Hospitalizations have more than doubled in the last month, though they remain well below the November peak of 332. The state has reported nine COVID-19 deaths this month — one of the lowest fatality rates of the pandemic.

Medical experts are hopeful high vaccination rates among older North Dakotans will mean fewer deaths and hospitalizations than the state saw last year. However, health care professionals say staffing concerns could hamper hospitals' ability to handle another significant surge in cases.

A state database shows 23 staffed intensive care beds and 242 regular inpatient beds are available across the state, but several urban hospitals are struggling with capacity issues.
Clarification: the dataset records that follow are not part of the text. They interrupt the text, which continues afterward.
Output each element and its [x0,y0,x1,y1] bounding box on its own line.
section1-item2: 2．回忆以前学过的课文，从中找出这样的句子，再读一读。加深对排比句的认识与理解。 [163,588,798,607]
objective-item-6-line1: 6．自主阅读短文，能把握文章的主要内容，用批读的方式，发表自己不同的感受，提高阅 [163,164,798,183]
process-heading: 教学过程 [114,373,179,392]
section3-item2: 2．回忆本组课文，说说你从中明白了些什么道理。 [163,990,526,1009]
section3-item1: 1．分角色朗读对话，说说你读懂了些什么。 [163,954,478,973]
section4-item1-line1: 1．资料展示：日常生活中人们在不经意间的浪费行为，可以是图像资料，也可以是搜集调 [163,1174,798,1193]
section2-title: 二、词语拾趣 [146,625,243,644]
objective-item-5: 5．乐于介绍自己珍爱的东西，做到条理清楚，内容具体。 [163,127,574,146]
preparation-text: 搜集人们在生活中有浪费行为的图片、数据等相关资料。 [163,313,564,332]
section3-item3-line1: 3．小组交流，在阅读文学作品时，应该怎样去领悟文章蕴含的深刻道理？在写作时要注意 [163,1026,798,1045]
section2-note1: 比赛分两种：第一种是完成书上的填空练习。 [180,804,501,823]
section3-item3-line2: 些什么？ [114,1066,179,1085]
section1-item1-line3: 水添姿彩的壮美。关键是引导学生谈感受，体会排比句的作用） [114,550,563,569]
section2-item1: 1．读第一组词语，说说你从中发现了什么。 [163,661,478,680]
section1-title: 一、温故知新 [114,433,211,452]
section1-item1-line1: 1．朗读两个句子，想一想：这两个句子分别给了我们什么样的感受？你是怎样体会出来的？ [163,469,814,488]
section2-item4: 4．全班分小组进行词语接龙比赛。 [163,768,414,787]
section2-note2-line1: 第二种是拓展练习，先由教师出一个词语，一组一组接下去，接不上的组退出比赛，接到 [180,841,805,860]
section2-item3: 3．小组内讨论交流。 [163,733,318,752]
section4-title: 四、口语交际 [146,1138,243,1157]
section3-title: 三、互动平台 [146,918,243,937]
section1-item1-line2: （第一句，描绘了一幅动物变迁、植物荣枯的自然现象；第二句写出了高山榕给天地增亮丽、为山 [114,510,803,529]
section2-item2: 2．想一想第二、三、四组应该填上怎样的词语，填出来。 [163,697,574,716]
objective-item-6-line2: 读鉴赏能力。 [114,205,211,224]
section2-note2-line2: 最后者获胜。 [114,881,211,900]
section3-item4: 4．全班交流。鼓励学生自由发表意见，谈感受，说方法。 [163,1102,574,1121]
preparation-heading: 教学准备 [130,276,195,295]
Fargo's three medical centers — Sanford, Essentia and the VA Hospital — had a combined 11 available ICU beds and nine inpatient beds as of Monday. Bismarck's two hospitals had a combined three open ICU beds, while Grand Forks' Altru hospital had just one open ICU bed. The bed capacity figures are only a point in time, and hospitals may actually have more or fewer beds open than when they reported to the Department of Health, said Emergency Preparedness Chief Tim Wiedrich.

Vaccinations

  • FIRST DOSE ADMINISTERED*: 339,393 (51.4% of population ages 12 and up)

  • FULL VACCINE COVERAGE*: 314,102 (47.5% of population ages 12 and up)
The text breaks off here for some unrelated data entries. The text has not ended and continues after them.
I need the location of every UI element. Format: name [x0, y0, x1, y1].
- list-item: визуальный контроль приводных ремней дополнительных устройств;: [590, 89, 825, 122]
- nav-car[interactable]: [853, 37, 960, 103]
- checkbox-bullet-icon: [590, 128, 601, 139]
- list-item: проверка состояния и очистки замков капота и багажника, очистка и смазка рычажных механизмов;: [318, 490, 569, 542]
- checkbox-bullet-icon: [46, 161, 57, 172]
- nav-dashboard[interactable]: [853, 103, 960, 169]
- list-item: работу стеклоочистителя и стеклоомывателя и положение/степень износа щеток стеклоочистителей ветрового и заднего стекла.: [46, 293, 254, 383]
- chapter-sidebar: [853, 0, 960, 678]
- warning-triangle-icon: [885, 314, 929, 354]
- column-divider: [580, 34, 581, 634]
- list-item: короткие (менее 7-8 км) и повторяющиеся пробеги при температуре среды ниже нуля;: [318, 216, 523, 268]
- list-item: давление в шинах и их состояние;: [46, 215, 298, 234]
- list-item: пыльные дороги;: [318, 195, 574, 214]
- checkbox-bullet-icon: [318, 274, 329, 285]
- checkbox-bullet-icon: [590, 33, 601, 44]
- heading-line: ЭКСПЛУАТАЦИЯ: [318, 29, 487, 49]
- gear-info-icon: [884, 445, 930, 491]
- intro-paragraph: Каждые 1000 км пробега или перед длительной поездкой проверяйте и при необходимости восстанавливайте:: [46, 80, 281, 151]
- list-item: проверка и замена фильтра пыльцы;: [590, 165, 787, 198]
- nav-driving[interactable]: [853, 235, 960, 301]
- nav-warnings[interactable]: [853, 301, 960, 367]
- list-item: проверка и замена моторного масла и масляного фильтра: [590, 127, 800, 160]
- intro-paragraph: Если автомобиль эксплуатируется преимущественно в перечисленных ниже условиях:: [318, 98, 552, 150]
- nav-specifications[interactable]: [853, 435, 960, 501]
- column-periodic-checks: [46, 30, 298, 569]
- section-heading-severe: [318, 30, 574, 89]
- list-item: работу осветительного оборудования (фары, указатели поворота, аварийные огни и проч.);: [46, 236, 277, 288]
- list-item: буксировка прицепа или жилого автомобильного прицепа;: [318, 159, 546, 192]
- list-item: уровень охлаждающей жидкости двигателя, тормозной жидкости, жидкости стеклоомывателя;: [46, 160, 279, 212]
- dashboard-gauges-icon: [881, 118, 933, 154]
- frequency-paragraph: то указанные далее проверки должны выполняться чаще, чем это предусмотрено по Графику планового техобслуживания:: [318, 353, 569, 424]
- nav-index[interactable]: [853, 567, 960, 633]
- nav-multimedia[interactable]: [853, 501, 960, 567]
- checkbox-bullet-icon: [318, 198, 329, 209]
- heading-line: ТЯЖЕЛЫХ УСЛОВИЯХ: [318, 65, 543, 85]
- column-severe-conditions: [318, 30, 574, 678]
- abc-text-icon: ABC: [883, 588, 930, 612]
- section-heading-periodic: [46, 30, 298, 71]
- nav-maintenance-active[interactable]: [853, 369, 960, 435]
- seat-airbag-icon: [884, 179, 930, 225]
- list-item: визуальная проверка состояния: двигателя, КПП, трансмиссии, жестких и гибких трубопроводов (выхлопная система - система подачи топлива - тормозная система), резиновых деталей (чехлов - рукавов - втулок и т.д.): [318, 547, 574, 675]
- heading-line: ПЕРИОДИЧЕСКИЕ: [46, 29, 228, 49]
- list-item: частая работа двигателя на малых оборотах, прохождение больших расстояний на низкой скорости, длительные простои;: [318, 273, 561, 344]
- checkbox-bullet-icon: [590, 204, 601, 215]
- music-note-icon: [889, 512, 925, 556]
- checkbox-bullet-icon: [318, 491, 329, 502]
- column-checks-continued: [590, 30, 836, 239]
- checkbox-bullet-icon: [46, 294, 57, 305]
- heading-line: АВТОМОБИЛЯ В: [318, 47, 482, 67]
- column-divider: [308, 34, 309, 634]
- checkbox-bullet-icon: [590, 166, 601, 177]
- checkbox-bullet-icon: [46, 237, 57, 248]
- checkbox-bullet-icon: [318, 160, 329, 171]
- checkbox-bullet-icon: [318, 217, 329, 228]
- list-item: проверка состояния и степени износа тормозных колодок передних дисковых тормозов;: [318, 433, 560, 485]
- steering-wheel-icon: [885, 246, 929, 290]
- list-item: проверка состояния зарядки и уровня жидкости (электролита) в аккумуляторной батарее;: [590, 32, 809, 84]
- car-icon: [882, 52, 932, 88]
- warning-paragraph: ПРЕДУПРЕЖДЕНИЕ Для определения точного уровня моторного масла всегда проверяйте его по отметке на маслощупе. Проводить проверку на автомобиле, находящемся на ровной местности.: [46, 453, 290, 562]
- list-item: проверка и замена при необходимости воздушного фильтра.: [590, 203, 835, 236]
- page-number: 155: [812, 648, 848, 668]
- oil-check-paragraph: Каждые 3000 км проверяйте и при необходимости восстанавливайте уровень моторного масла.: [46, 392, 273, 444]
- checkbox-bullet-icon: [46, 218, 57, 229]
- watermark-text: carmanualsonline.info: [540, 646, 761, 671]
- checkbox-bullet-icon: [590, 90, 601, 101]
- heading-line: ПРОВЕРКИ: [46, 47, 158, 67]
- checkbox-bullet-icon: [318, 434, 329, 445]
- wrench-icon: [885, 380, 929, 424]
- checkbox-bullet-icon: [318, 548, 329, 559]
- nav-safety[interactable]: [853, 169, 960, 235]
Statewide vaccination rates slowed to a crawl in April, though slight increases earlier this month give jab promoters hope that more residents are seeking the shot in the face of the delta variant.

The health department urges residents 12 and older to get vaccinated and seek information at www.health.nd.gov/covidvaccinelocator.

*These figures come from the state's vaccine dashboard, though the Centers for Disease Control and Prevention, which includes vaccinations performed at federal sites, reports slightly higher vaccination rates.